MS: Ralf's accident in Indianapolis was quite a shock for me, that's true. But as I've said often: because I was supplied with all information straight away, I was able to carry on driving. And today the accident is history. The most important thing was that Ralf suffered no permanent injuries. Another dark moment for us as a team was Umberto Agnelli's death.
Q: How the team feels is very important to you, right?
MS: Yes, absolutely. I'm a part of it after all, no more and no less. And I can only repeat time and time again: Formula One is a team's sport. You don't stand a chance without a good team. It's about everyone working together, not a one-man show. The people at Maranello give us a solid foundation to work with when we're at the race track. And each and every one of them puts so much passion and effort into their work, that's truly unique -- it's not a coincidence that we went for more than fifty races this year without having to retire due to technical failure. It shows how much effort is made and it shows Ferrari's heart. The victories and titles belong to every single one of them.
Q: Next year will be your 15th Formula One season. You have just turned 36. Are you not starting to feel worn out?
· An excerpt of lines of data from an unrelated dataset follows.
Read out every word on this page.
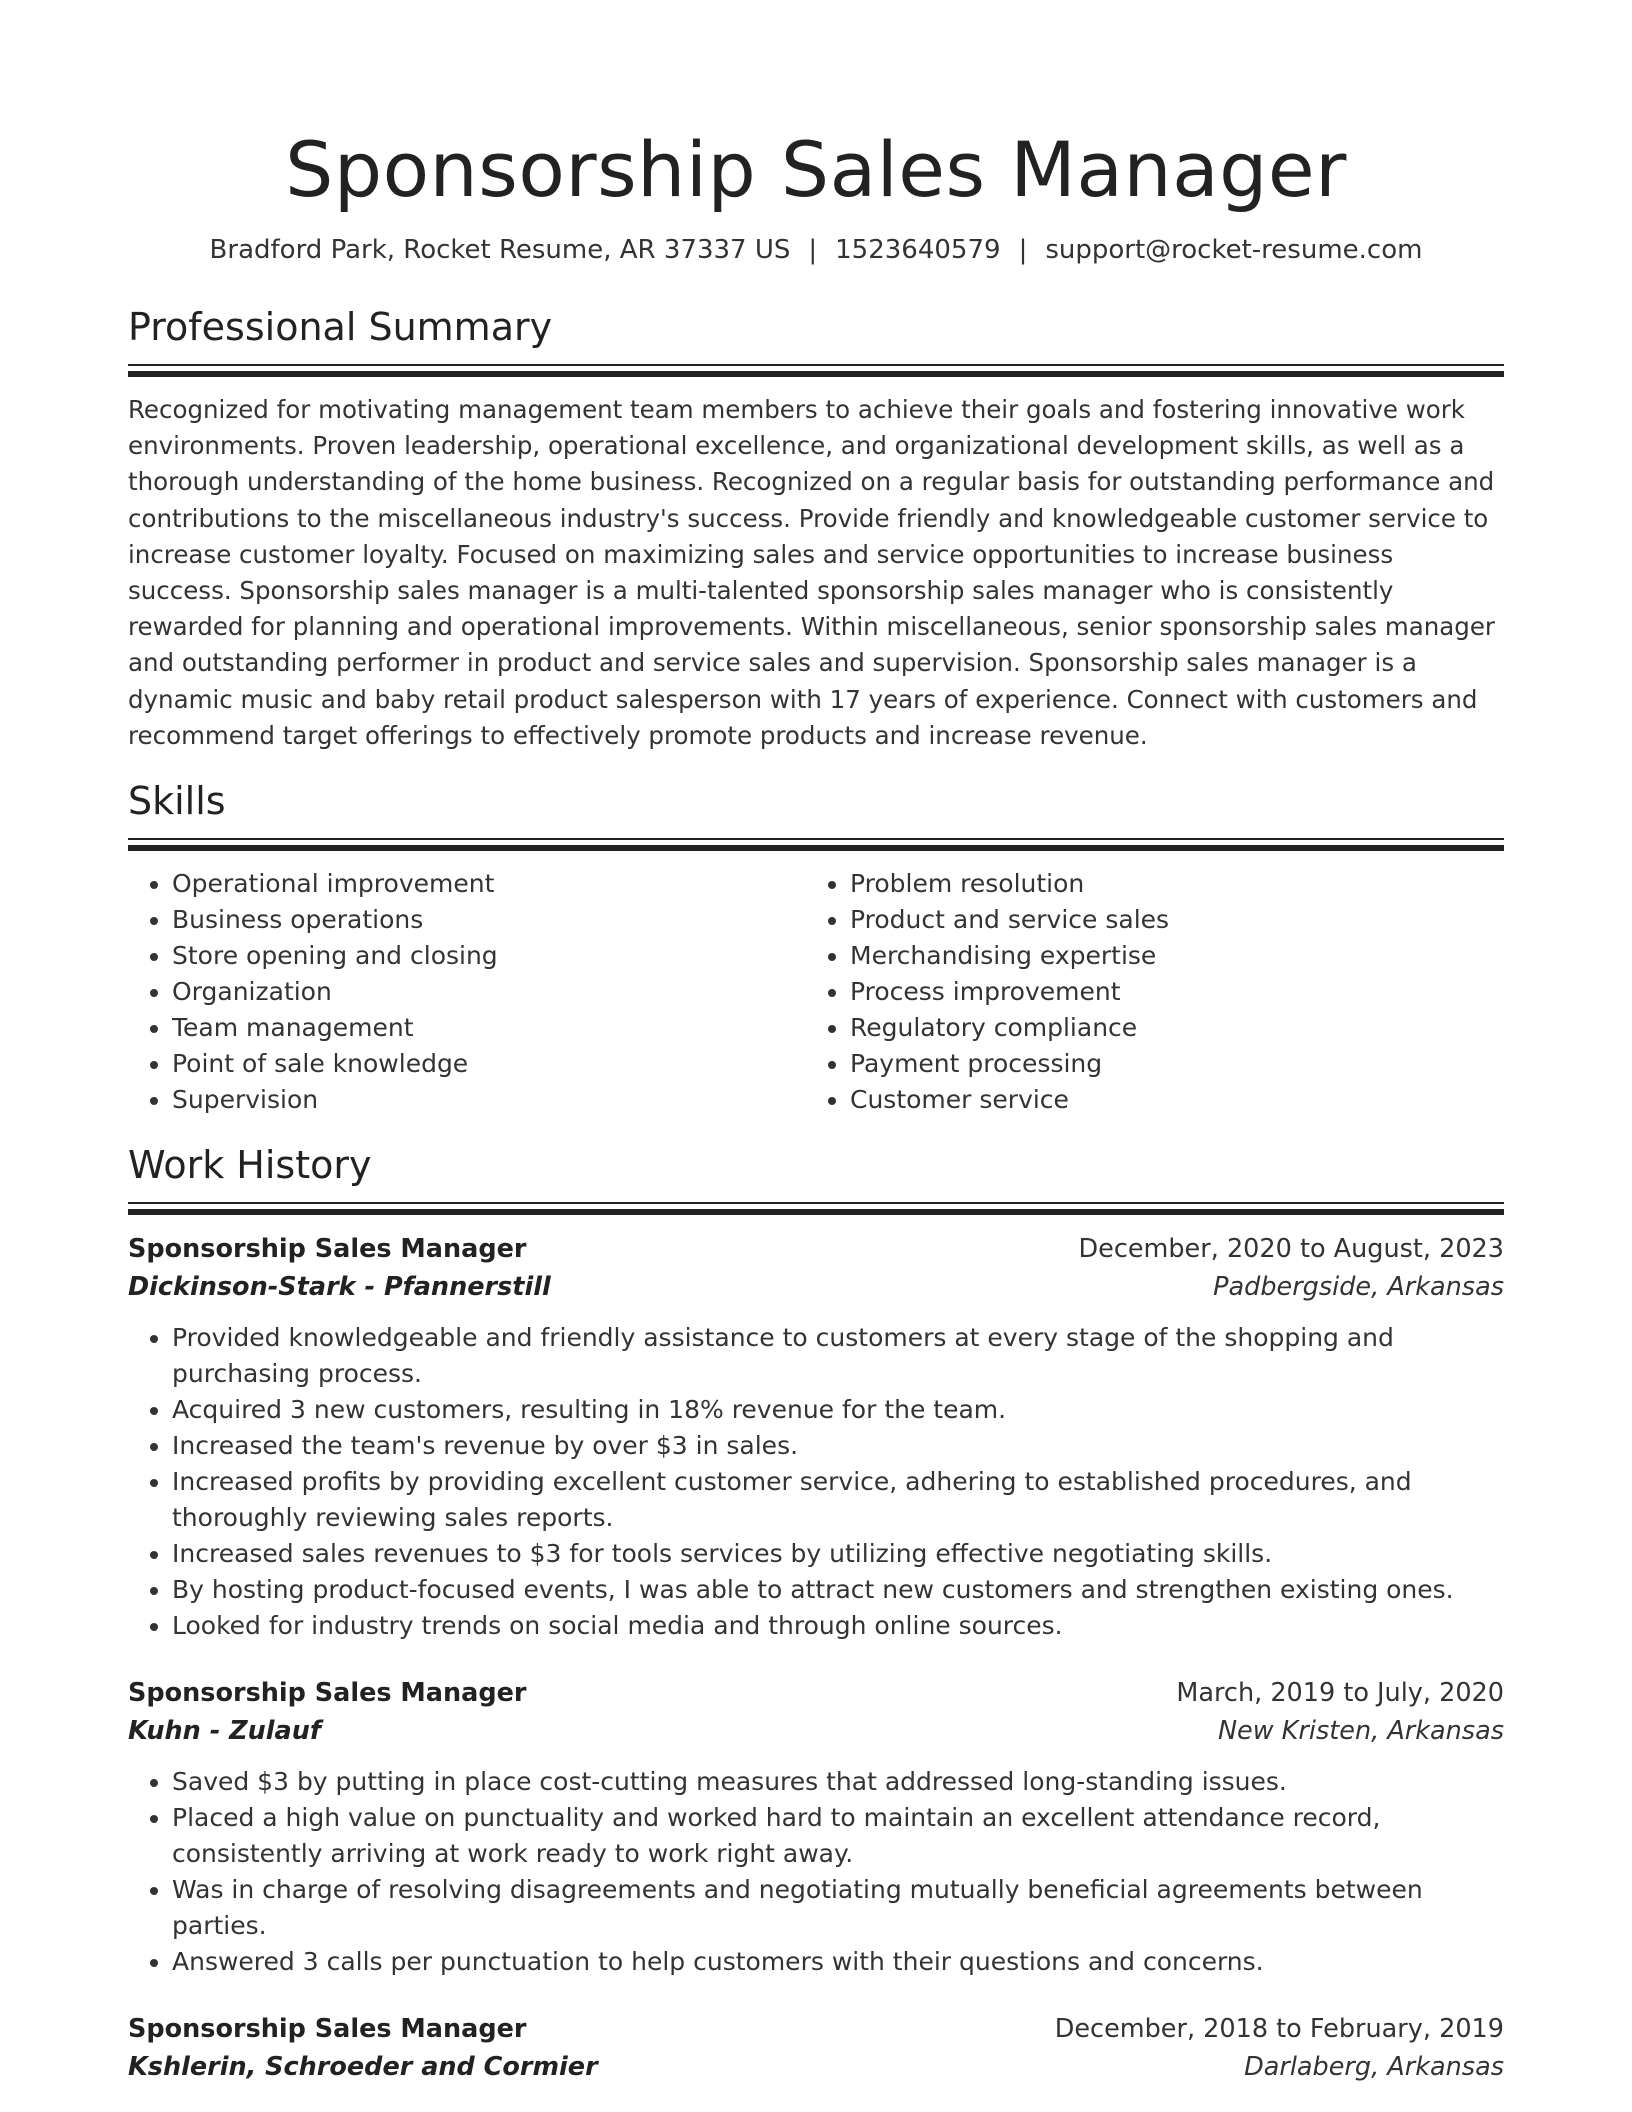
Sponsorship Sales Manager
Bradford Park, Rocket Resume, AR 37337 US | 1523640579 | support@rocket-resume.com
Professional Summary

Recognized for motivating management team members to achieve their goals and fostering innovative work environments. Proven leadership, operational excellence, and organizational development skills, as well as a thorough understanding of the home business. Recognized on a regular basis for outstanding performance and contributions to the miscellaneous industry's success. Provide friendly and knowledgeable customer service to increase customer loyalty. Focused on maximizing sales and service opportunities to increase business success. Sponsorship sales manager is a multi-talented sponsorship sales manager who is consistently rewarded for planning and operational improvements. Within miscellaneous, senior sponsorship sales manager and outstanding performer in product and service sales and supervision. Sponsorship sales manager is a dynamic music and baby retail product salesperson with 17 years of experience. Connect with customers and recommend target offerings to effectively promote products and increase revenue.

Skills
• Operational improvement
• Business operations
• Store opening and closing
• Organization
• Team management
• Point of sale knowledge
• Supervision
• Problem resolution
• Product and service sales
• Merchandising expertise
• Process improvement
• Regulatory compliance
• Payment processing
• Customer service
Work History
Sponsorship Sales Manager	December, 2020 to August, 2023
Dickinson-Stark - Pfannerstill	Padbergside, Arkansas
• Provided knowledgeable and friendly assistance to customers at every stage of the shopping and purchasing process.
• Acquired 3 new customers, resulting in 18% revenue for the team.
• Increased the team's revenue by over $3 in sales.
• Increased profits by providing excellent customer service, adhering to established procedures, and thoroughly reviewing sales reports.
• Increased sales revenues to $3 for tools services by utilizing effective negotiating skills.
• By hosting product-focused events, I was able to attract new customers and strengthen existing ones.
• Looked for industry trends on social media and through online sources.
Sponsorship Sales Manager	March, 2019 to July, 2020
Kuhn - Zulauf	New Kristen, Arkansas
• Saved $3 by putting in place cost-cutting measures that addressed long-standing issues.
• Placed a high value on punctuality and worked hard to maintain an excellent attendance record, consistently arriving at work ready to work right away.
• Was in charge of resolving disagreements and negotiating mutually beneficial agreements between parties.
• Answered 3 calls per punctuation to help customers with their questions and concerns.
Sponsorship Sales Manager	December, 2018 to February, 2019
Kshlerin, Schroeder and Cormier	Darlaberg, Arkansas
MS: Let's put it like this: of course I have the odd small ache or pain every now and then, but they are only small ones. All in all I feel very, very fit and to be perfectly honest: much younger than 36. I play soccer with my colleagues quite often, with people like Fernando Alonso, who is ten years younger than I am, and I don't see much of a difference. No, I am not getting worn out, and especially not psychologically. I still enjoy what I do immensely.
Q: You have achieved so much, but that sounds as if you're going to go for it again in 2005.
MS: You bet! I'm starting off the new season just like all the others before: with a hunger, fully motivated and looking forward to the fights that lay ahead. Like I said, I have fun, I love my sport and I love being challenged. The things I've achieved so far have nothing to do with it. That doesn't count in sports anyway. In sports, you can't rest on your past victories, you have to take on the challenge again and again. It's always all about the next race.
Q: Do the new rules that apply starting from 2005 make it even more challenging?
MS: Yes, because that is what the Formula One is all about: nothing ever stands still, you have to keep on developing new things. We'll all have to get used to the changes next year. I already got a little taste of it when I drove the last test at Jerez with the configurations for 2005 -- it all seemed extremely slow in the beginning. It will be a different Formula One, and everyone will have to adjust to it. Right now, I would say that the cars will be two, or more likely, three seconds slower per lap. So it will be different, but it will also be interesting.
Q: But can a racing driver like the fact that the cars are being slowed down?
MS: I was a bit sceptical at first, but in Brazil I realized that it has to happen. The cars are so fast that the forces you are dealing with are much stronger than in the last few years. I saw a lot of my colleagues in Brazil who had trouble holding their heads up straight after the race, and I was having trouble, too.
Q: Couldn't the reason for that be that the track in Brazil, unlike most others, is driven counter-clockwise?
MS: There have been problems due to this, true, but that was when the race took place at the start of the season. This time, it was the season's last race, and by then the neck muscles shouldn't be causing any problems because they have been trained throughout the whole season.
Q: And now something completely different. Together with your friend Peter Kaiser you have gotten involved in karting again. The two of you are board members of the FIA's newly founded committee which aims to reduce the sport's costs. Why did you decide to be a part of this?
MS: For a simple reason: the sport of karting is meant to be affordable for a large group of kids. The more kids know how much fun this sport is, the better -- for them and for the sport. Karting is a good solid background for any kind of motor sports, but if it is made accessible only to a select few, that's no help to anyone. At the moment, karting is unfortunately going in a direction of being a very select and expensive sport, and we want to change that.